NFTs have begun to infiltrate popular culture in a variety of ways. Saturday Night Live parodied them, and high-profile celebrities like rapper Snoop Dogg and NBA great Stephen Curry endorsed them. Each week, public marketplaces like Foundation, OpenSea, and Nifty Gateway, as well as custom-built applications like NBA Top Shot and VeVe, sell hundreds of millions of dollars in NFT.
However, many people are perplexed as to how internet tokens could be worth anything at all, especially when many of them simply indicate “ownership” of an online image or animation that you could theoretically download for free.
NFTs as a tool for market design
NFTs have profoundly altered the digital asset market. Previously, there was no way to distinguish between the “owner” of a digital artwork and someone who simply saved a copy on their computer. Markets cannot function without clear property rights: before someone can buy something, it must be apparent who has the right to sell it, and once someone has bought it, ownership must be transferred from the seller to the buyer. NFTs alleviate this difficulty by providing a tangible representation of ownership that both parties can agree on. They enable markets to be built around new forms of transactions, such as buying and selling things that could never be sold before, or allowing transactions to take place in more efficient and useful ways.

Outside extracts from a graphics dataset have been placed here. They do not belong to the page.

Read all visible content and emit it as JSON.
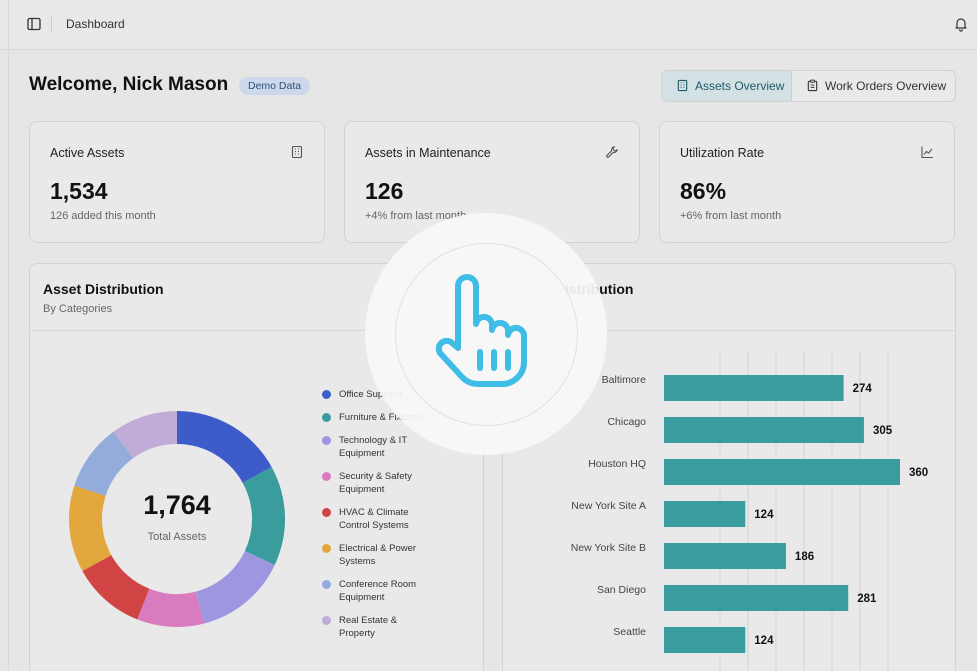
{
  "topbar": {
    "breadcrumb": "Dashboard",
    "sidebar_icon": "sidebar-toggle-icon",
    "bell_icon": "bell-icon"
  },
  "header": {
    "welcome": "Welcome, Nick Mason",
    "badge": "Demo Data"
  },
  "tabs": [
    {
      "label": "Assets Overview",
      "icon": "building-icon",
      "active": true
    },
    {
      "label": "Work Orders Overview",
      "icon": "clipboard-icon",
      "active": false
    }
  ],
  "stats": [
    {
      "label": "Active Assets",
      "value": "1,534",
      "sub": "126 added this month",
      "icon": "building-icon"
    },
    {
      "label": "Assets in Maintenance",
      "value": "126",
      "sub": "+4% from last month",
      "icon": "wrench-icon"
    },
    {
      "label": "Utilization Rate",
      "value": "86%",
      "sub": "+6% from last month",
      "icon": "line-chart-icon"
    }
  ],
  "distribution": {
    "title": "Asset Distribution",
    "subtitle": "By Categories",
    "total": "1,764",
    "total_label": "Total Assets"
  },
  "location": {
    "title_visible": "istribution"
  },
  "chart_data": [
    {
      "type": "pie",
      "title": "Asset Distribution",
      "subtitle": "By Categories",
      "center_value": "1,764",
      "center_label": "Total Assets",
      "slices": [
        {
          "label": "Office Supplies",
          "value": 17,
          "color": "#3d5cc9"
        },
        {
          "label": "Furniture & Fixtures",
          "value": 15,
          "color": "#3a9c9c"
        },
        {
          "label": "Technology & IT Equipment",
          "value": 14,
          "color": "#9c97e0"
        },
        {
          "label": "Security & Safety Equipment",
          "value": 10,
          "color": "#d97bbf"
        },
        {
          "label": "HVAC & Climate Control Systems",
          "value": 11,
          "color": "#d04444"
        },
        {
          "label": "Electrical & Power Systems",
          "value": 13,
          "color": "#e3a83d"
        },
        {
          "label": "Conference Room Equipment",
          "value": 10,
          "color": "#93acdb"
        },
        {
          "label": "Real Estate & Property",
          "value": 10,
          "color": "#c1acd8"
        }
      ]
    },
    {
      "type": "bar",
      "orientation": "horizontal",
      "title": "istribution",
      "categories": [
        "Baltimore",
        "Chicago",
        "Houston HQ",
        "New York Site A",
        "New York Site B",
        "San Diego",
        "Seattle"
      ],
      "values": [
        274,
        305,
        360,
        124,
        186,
        281,
        124
      ],
      "color": "#3a9c9f",
      "xlim": [
        0,
        400
      ]
    }
  ]
}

Each NFT is a one-of-a-kind digital thing, as the name “non-fungible token” implies. They’re maintained on blockchains, which are public-facing digital ledgers that make it easy to prove who owns a certain NFT at any given time and trace the history of previous possession. Furthermore, it is simple to transfer NFTs from one person to another — just as a bank can move money between accounts — and counterfeiting them is difficult. We can utilise NFTs to develop markets in a variety of things because ownership is simple to certify and transfer.
Advent of NFT ecosystems
The digital art market, as mentioned above, and digital collectables platforms, such as Dapper Labs’ NBA Top Shot, which allows users to collect and exchange NFTs of exciting plays from basketball games — videos called “moments,” which are effectively digital trading cards — are the most well-known examples. Top Shot has been incorporating gamified challenges and other reasons to buy the cards that go beyond their collector value, even hinting that moment holders may earn real-world rewards from the NBA in the future.

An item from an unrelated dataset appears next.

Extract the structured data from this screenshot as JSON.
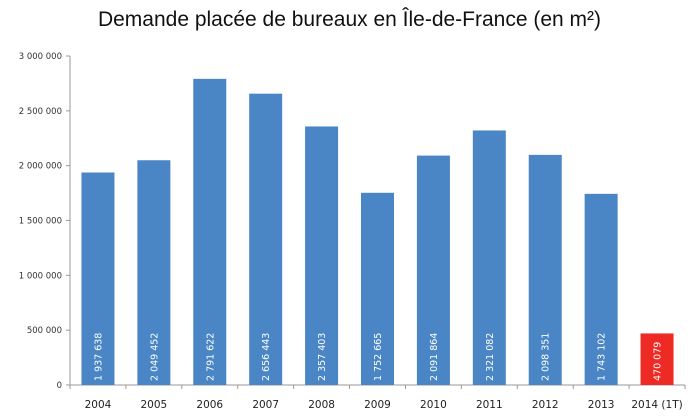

But, more recently, a model of active ecosystem-building around NFT-native qualities has emerged, leading to the creation of new organisations exclusively within the NFT sector. These goods begin with the NFT series, but they follow a roadmap that allows NFT holders to get access to a growing number of products, activities, and experiences. Initial and future NFT sales revenue is reinvested in the brand, allowing it to fund greater ambitious projects, which in turn raises the value of the NFTs itself.

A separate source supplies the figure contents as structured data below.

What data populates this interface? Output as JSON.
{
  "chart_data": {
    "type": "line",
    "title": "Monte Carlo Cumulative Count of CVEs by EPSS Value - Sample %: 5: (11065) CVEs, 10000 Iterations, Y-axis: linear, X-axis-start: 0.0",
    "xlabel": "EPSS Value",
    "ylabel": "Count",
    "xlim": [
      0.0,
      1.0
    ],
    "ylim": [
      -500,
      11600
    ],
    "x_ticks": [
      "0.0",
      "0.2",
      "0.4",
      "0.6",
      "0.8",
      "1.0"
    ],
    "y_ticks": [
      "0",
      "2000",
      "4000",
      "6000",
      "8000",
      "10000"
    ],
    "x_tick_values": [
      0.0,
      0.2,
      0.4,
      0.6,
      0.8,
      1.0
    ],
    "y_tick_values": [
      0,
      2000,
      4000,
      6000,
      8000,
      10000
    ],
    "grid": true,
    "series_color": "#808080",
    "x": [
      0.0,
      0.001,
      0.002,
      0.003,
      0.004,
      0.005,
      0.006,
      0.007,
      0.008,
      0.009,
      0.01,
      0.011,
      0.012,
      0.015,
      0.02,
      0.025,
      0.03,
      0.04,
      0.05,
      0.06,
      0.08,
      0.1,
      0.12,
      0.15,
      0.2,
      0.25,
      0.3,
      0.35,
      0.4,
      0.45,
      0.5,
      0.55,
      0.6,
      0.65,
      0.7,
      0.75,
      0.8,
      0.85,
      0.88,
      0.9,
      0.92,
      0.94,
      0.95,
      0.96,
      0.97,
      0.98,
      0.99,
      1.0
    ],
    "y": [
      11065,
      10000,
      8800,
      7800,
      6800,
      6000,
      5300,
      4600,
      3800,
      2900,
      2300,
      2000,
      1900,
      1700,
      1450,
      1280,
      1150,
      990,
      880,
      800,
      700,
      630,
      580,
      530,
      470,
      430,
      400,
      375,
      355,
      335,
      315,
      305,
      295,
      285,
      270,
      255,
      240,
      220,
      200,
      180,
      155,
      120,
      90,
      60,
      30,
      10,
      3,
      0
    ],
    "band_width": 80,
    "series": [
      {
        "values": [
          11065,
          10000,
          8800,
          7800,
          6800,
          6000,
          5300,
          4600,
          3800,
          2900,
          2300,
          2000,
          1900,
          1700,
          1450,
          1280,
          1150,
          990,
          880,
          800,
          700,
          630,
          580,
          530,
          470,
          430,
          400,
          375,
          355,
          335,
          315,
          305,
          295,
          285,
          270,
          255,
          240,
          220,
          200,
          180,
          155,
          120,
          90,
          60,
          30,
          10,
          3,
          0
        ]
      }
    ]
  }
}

NFTs and leverage of community users
Early adopters, like any new product, serve as product advocates and a source of early feedback. However, when it comes to NFTs, these users play an even more important role: their decision to embrace the NFTs essentially imbues them with meaning and creates their initial worth.
NFT projects that lack a strong user base may struggle to get off the ground or may swiftly collapse when all token holders lose interest. As a result, if an NFT project’s value proposition isn’t obvious enough from the start, it may struggle to attract a large enough — or the proper — community. The lack of involvement might subsequently become a self-fulfilling prophecy, lowering the value of NFTs.